#### Discover more from Mindful Modeler

*Reading time: 8 min*

Welcome to week #3 of the course **Introduction to Conformal Prediction** (see #1, #2)

This week we will look at **conformal prediction for regression**. In detail you will learn:

How to turn point predictions into prediction intervals

How to conformalize quantile regression

# Conformal Prediction For Regression

In regression, the target is on a continuous scale, unlike in classification where the goal is to predict distinct classes. If the L2 loss was used for training the regression model, the prediction of the model can be interpreted as the conditional mean of the target:

But even if other losses were used, the prediction is a point prediction.

With conformal prediction, we can turn this point prediction into a prediction interval that comes with a guarantee of covering the true class in future observations. These types of intervals aren’t new. Quantile regression, for example, can have the same goal, but usually doesn’t come with the guarantees of conformal regression.

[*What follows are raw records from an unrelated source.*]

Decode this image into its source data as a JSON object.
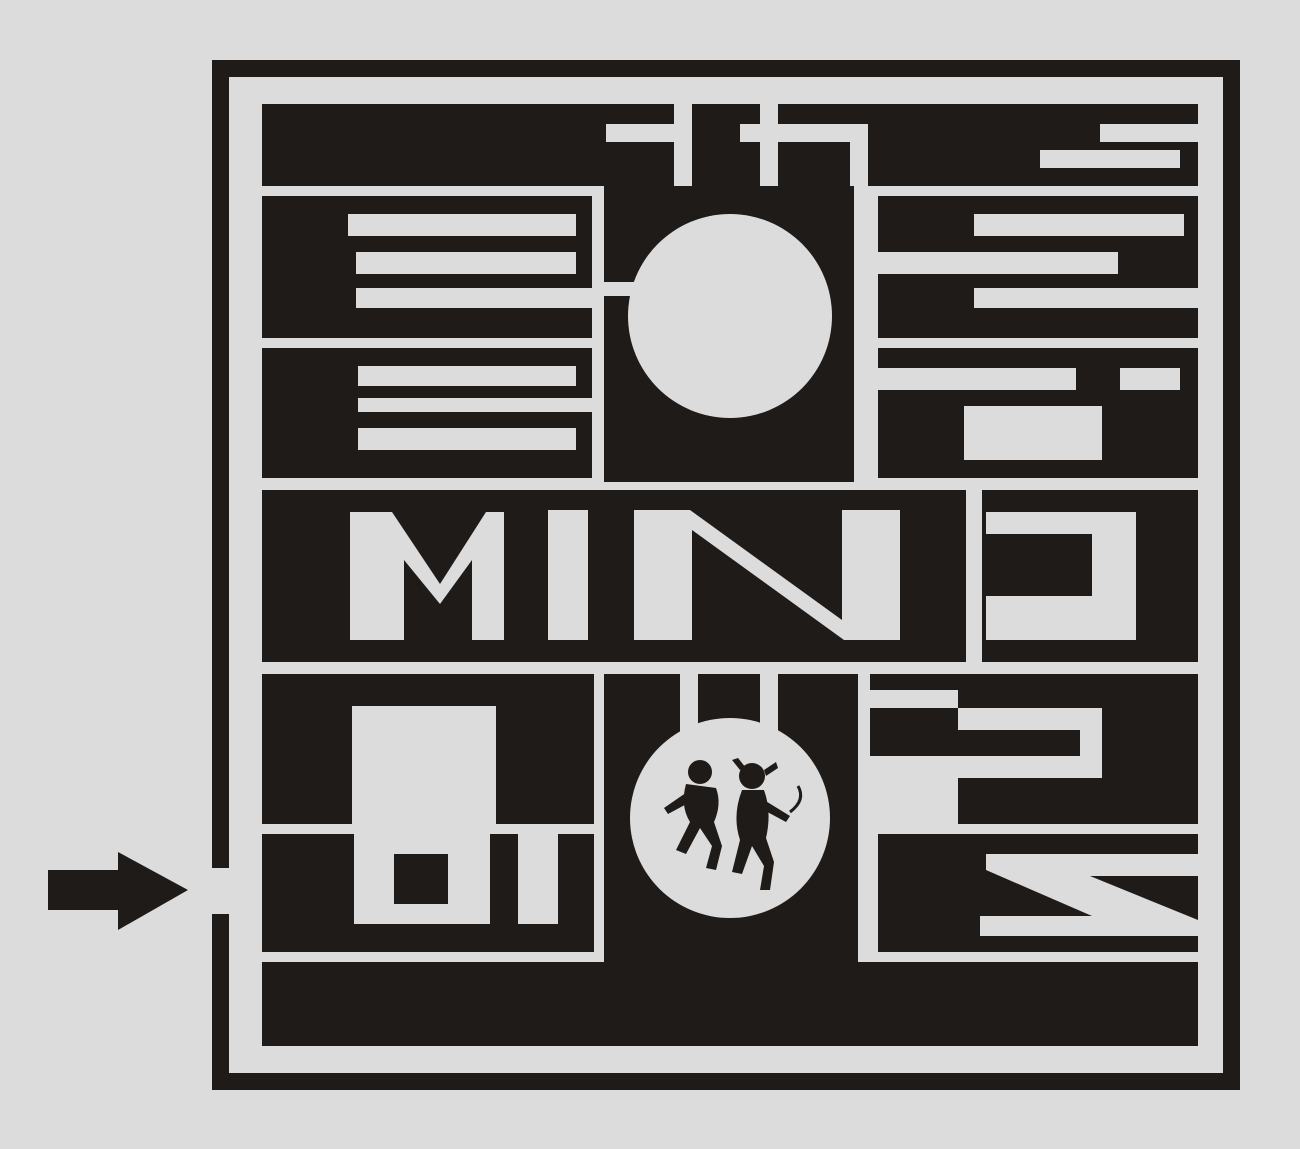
{
  "colors": {
    "background": "#dcdcdc",
    "ink": "#1e1b18"
  },
  "logo": {
    "lettering": "MIND",
    "description": "labyrinth-logo"
  },
  "entry_arrow": {
    "icon": "arrow-right-icon"
  },
  "medallion": {
    "icon": "hero-and-minotaur-figure-icon"
  }
}
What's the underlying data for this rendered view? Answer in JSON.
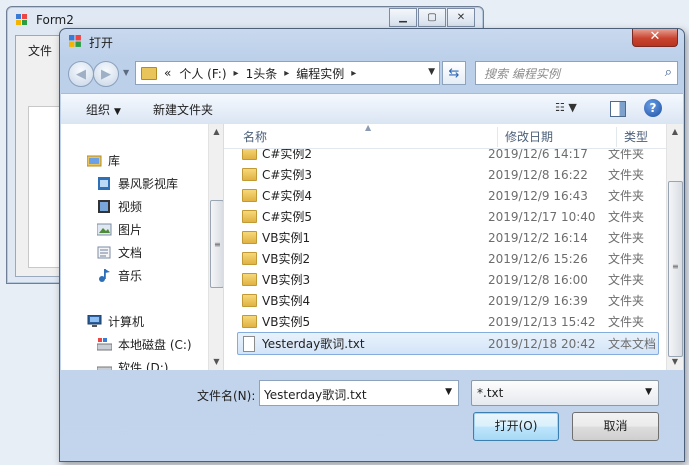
{
  "background_window": {
    "title": "Form2",
    "menu_file": "文件",
    "min_label": "▁",
    "max_label": "▢",
    "close_label": "✕"
  },
  "dialog": {
    "title": "打开",
    "close_label": "✕"
  },
  "address": {
    "prefix": "«",
    "crumbs": [
      "个人 (F:)",
      "1头条",
      "编程实例"
    ],
    "separator": "▸"
  },
  "search": {
    "placeholder": "搜索 编程实例"
  },
  "toolbar": {
    "organize": "组织",
    "new_folder": "新建文件夹",
    "help": "?"
  },
  "nav_pane": {
    "items": [
      {
        "label": "库",
        "icon": "library-icon"
      },
      {
        "label": "暴风影视库",
        "icon": "video-library-icon"
      },
      {
        "label": "视频",
        "icon": "video-icon"
      },
      {
        "label": "图片",
        "icon": "picture-icon"
      },
      {
        "label": "文档",
        "icon": "document-icon"
      },
      {
        "label": "音乐",
        "icon": "music-icon"
      },
      {
        "label": "计算机",
        "icon": "computer-icon"
      },
      {
        "label": "本地磁盘 (C:)",
        "icon": "disk-icon"
      },
      {
        "label": "软件 (D:)",
        "icon": "disk-icon"
      }
    ]
  },
  "file_list": {
    "columns": {
      "name": "名称",
      "modified": "修改日期",
      "type": "类型"
    },
    "rows": [
      {
        "name": "C#实例2",
        "modified": "2019/12/6 14:17",
        "type": "文件夹"
      },
      {
        "name": "C#实例3",
        "modified": "2019/12/8 16:22",
        "type": "文件夹"
      },
      {
        "name": "C#实例4",
        "modified": "2019/12/9 16:43",
        "type": "文件夹"
      },
      {
        "name": "C#实例5",
        "modified": "2019/12/17 10:40",
        "type": "文件夹"
      },
      {
        "name": "VB实例1",
        "modified": "2019/12/2 16:14",
        "type": "文件夹"
      },
      {
        "name": "VB实例2",
        "modified": "2019/12/6 15:26",
        "type": "文件夹"
      },
      {
        "name": "VB实例3",
        "modified": "2019/12/8 16:00",
        "type": "文件夹"
      },
      {
        "name": "VB实例4",
        "modified": "2019/12/9 16:39",
        "type": "文件夹"
      },
      {
        "name": "VB实例5",
        "modified": "2019/12/13 15:42",
        "type": "文件夹"
      },
      {
        "name": "Yesterday歌词.txt",
        "modified": "2019/12/18 20:42",
        "type": "文本文档"
      }
    ]
  },
  "bottom": {
    "filename_label": "文件名(N):",
    "filename_value": "Yesterday歌词.txt",
    "filter_value": "*.txt",
    "open_button": "打开(O)",
    "cancel_button": "取消"
  }
}
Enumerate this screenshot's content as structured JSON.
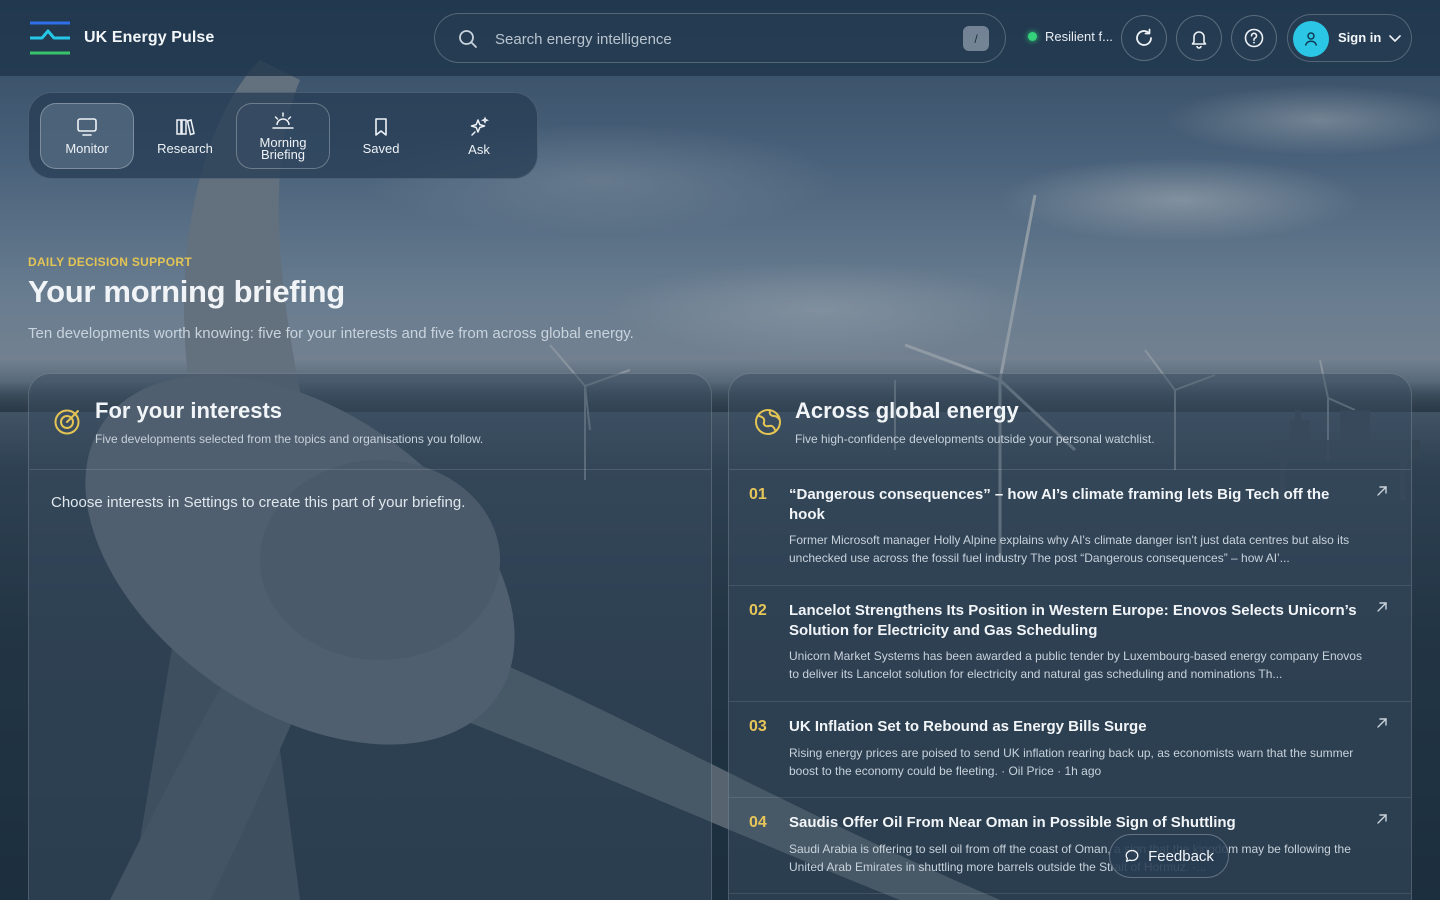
{
  "app": {
    "name": "UK Energy Pulse"
  },
  "search": {
    "placeholder": "Search energy intelligence",
    "shortcut": "/"
  },
  "status": {
    "text": "Resilient f...",
    "color": "#34d27a"
  },
  "header_icons": [
    "refresh-icon",
    "bell-icon",
    "help-icon"
  ],
  "account": {
    "label": "Sign in"
  },
  "nav": {
    "items": [
      {
        "label": "Monitor",
        "icon": "monitor-icon",
        "state": "active"
      },
      {
        "label": "Research",
        "icon": "books-icon",
        "state": ""
      },
      {
        "label": "Morning Briefing",
        "icon": "sunrise-icon",
        "state": "current"
      },
      {
        "label": "Saved",
        "icon": "bookmark-icon",
        "state": ""
      },
      {
        "label": "Ask",
        "icon": "sparkle-icon",
        "state": ""
      }
    ]
  },
  "hero": {
    "eyebrow": "DAILY DECISION SUPPORT",
    "title": "Your morning briefing",
    "subtitle": "Ten developments worth knowing: five for your interests and five from across global energy."
  },
  "interests": {
    "title": "For your interests",
    "subtitle": "Five developments selected from the topics and organisations you follow.",
    "empty_message": "Choose interests in Settings to create this part of your briefing."
  },
  "global": {
    "title": "Across global energy",
    "subtitle": "Five high-confidence developments outside your personal watchlist.",
    "items": [
      {
        "num": "01",
        "title": "“Dangerous consequences” – how AI’s climate framing lets Big Tech off the hook",
        "desc": "Former Microsoft manager Holly Alpine explains why AI's climate danger isn't just data centres but also its unchecked use across the fossil fuel industry The post “Dangerous consequences” – how AI’..."
      },
      {
        "num": "02",
        "title": "Lancelot Strengthens Its Position in Western Europe: Enovos Selects Unicorn’s Solution for Electricity and Gas Scheduling",
        "desc": "Unicorn Market Systems has been awarded a public tender by Luxembourg-based energy company Enovos to deliver its Lancelot solution for electricity and natural gas scheduling and nominations Th..."
      },
      {
        "num": "03",
        "title": "UK Inflation Set to Rebound as Energy Bills Surge",
        "desc": "Rising energy prices are poised to send UK inflation rearing back up, as economists warn that the summer boost to the economy could be fleeting. · Oil Price · 1h ago"
      },
      {
        "num": "04",
        "title": "Saudis Offer Oil From Near Oman in Possible Sign of Shuttling",
        "desc": "Saudi Arabia is offering to sell oil from off the coast of Oman, a sign that the kingdom may be following the United Arab Emirates in shuttling more barrels outside the Strait of Hormuz. ·..."
      }
    ]
  },
  "feedback": {
    "label": "Feedback"
  },
  "colors": {
    "accent_gold": "#e3c454",
    "avatar": "#2bc6e6",
    "status_green": "#34d27a"
  }
}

This gives us two starting points for creating a prediction interval:

start from a point prediction

start from (non-conformal) intervals produced by quantile regression

We will try out both approaches for predicting rents.

# Rent Index

Let’s predict rents from *checks notes* 2003. The year doesn’t really matter except to make everyone sad that rents have gone up so much. What matters is the use case: the data was collected for computing a rent index.

A rent index defines acceptable rents per square meter based on the properties of the apartment such as location, size, and equipment. In Germany, landlords are required to adhere to such a rent index.

The rent index is modeled using generalized additive models as there is a requirement for the model to be interpretable. But we will use a random forest and gradient boosting.

It’s a perfect use case for conformal prediction because we are not only interested in the mean prediction, but in a range of acceptable rents per square meter. The uncertainty in the rent comes from remaining market uncertainties, lack of some features e.g. due to legal reasons, and of course imperfections of the model.

# Conformalized Mean Regression

In this version, we start with a Random Forest for the regression model, where we predict the rent per square meter given all the features. Using conformal prediction we will turn the point prediction into a prediction interval.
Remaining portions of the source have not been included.